It's stating the blindingly obvious that Australia has a housing shortage. So when plans for new homes are announced, it should be seen as a good thing - right?
But it's not always - or even usually - the case, particularly when those homes are set to be built in already existing neighbourhoods, and particularly when those homes come in apartment form.
Take the announcement of the Victorian government's approval of developer Vicinity's seven apartment towers up to 50 storeys tall in Box Hill earlier this week. Before anyone could say 1700 homes, the buildings were being derided as "inappropriate" and "cheap and nasty".
The truth is, the proposed plan is somewhere between the two.
Inappropriate? Maybe. Cheap and nasty? Well, likely not since the adoption of the National Construction Code in 2022. Absolutely necessary to affordably accommodate our growing population? Oh, I think you know the answer.
Meeting in the middle
"Building density in multiple places and not just in the CBD makes sense, and if it can be supported, then it should be done," YIMBY Melbourne lead organiser Jonathan O'Brien says.
"The reason we end up with these very, very, very high-density areas like we're seeing pop up in Box Hill and so on, is that we've blocked housing development and business development and building everywhere else across the city."
It's true the councils in the inner suburbs have repeatedly pushed back against medium density development. Sometimes the catch-cry is "neighbourhood character", sometimes there are worries about the need for more parking. Other times, the reasons are unclear - at least outwardly.
"We've made this decision to allow a small number of wealthy homeowners to keep their low-level neighbourhood residential character and then forced all the poorest people in our city to live on main roads, which are more polluted, which are less safe, and which are less walkable," Mr O'Brien says.
"The preservation of certain low density properties has resulted in a dichotomy of either urban sprawl or towers. And what we'd like to see is much more medium density across the whole city and the whole place."
The objections of the long-term residents who own their large homes make providing reasonably affordable, appropriately sized, multi-unit buildings in suburbs accessible to transport, workplaces and other daily amenities near-impossible.
Second CBDs
Other states have high-rise buildings in other areas than their capital cities - New South Wales with Parramatta and Queensland with the Gold Coast, for example - but Mr O'Brien says those states could still improve their planning systems to allow for more medium density housing.
"Australia is really, really bad at this. Our planning system across the whole state and across our country has restricted the exact kind of development that used to be built," he says.
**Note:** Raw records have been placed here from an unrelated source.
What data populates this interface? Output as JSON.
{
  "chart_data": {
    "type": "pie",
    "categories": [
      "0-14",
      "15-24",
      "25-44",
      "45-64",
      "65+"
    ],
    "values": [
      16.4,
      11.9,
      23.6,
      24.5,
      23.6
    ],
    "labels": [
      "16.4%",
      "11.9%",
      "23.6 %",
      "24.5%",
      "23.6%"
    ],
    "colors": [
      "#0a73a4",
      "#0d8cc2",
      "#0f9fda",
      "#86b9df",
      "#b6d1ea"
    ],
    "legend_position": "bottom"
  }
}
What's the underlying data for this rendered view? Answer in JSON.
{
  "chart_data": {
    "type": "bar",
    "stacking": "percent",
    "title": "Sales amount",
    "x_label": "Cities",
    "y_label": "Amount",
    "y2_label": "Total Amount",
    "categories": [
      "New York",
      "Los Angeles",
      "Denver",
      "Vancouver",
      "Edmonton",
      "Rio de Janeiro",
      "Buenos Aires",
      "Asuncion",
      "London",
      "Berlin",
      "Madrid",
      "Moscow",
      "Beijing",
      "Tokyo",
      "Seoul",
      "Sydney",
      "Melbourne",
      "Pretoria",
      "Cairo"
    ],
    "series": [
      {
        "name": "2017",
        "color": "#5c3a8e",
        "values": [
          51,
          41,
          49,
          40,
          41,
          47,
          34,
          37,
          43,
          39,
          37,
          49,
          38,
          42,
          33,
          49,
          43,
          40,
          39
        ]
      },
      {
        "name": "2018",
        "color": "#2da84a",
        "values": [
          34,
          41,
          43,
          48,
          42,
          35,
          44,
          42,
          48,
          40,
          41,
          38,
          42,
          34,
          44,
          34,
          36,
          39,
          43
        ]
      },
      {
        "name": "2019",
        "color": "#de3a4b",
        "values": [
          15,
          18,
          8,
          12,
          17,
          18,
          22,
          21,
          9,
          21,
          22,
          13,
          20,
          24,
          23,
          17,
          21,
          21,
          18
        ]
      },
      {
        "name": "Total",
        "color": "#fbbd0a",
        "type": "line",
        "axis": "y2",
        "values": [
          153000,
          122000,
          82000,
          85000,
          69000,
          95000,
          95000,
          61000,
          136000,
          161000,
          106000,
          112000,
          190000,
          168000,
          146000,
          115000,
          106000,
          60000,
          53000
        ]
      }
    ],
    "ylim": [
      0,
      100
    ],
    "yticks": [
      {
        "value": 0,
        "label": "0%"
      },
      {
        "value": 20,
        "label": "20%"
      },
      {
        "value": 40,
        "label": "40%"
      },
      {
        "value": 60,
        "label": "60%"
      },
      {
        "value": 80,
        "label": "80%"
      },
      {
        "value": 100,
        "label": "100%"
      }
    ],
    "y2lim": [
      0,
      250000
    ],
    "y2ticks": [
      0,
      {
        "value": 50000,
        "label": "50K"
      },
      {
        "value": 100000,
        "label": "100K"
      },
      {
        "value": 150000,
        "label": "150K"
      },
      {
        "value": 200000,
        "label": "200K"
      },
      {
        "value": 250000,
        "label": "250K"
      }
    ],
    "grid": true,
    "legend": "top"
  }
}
That includes terrace-style homes which essentially have the same proportions as townhouses and villa-style units which are large enough to house a family, but small enough to be affordable - most of which were built prior to the 1970s.
"The reality is the easiest way to make housing more affordable is to build more of it, so the merits of [the Box Hill] project is that there will be more housing," O'Brien says. "But you will continue to see more high-rise housing if we continue to lock down medium density across our cities."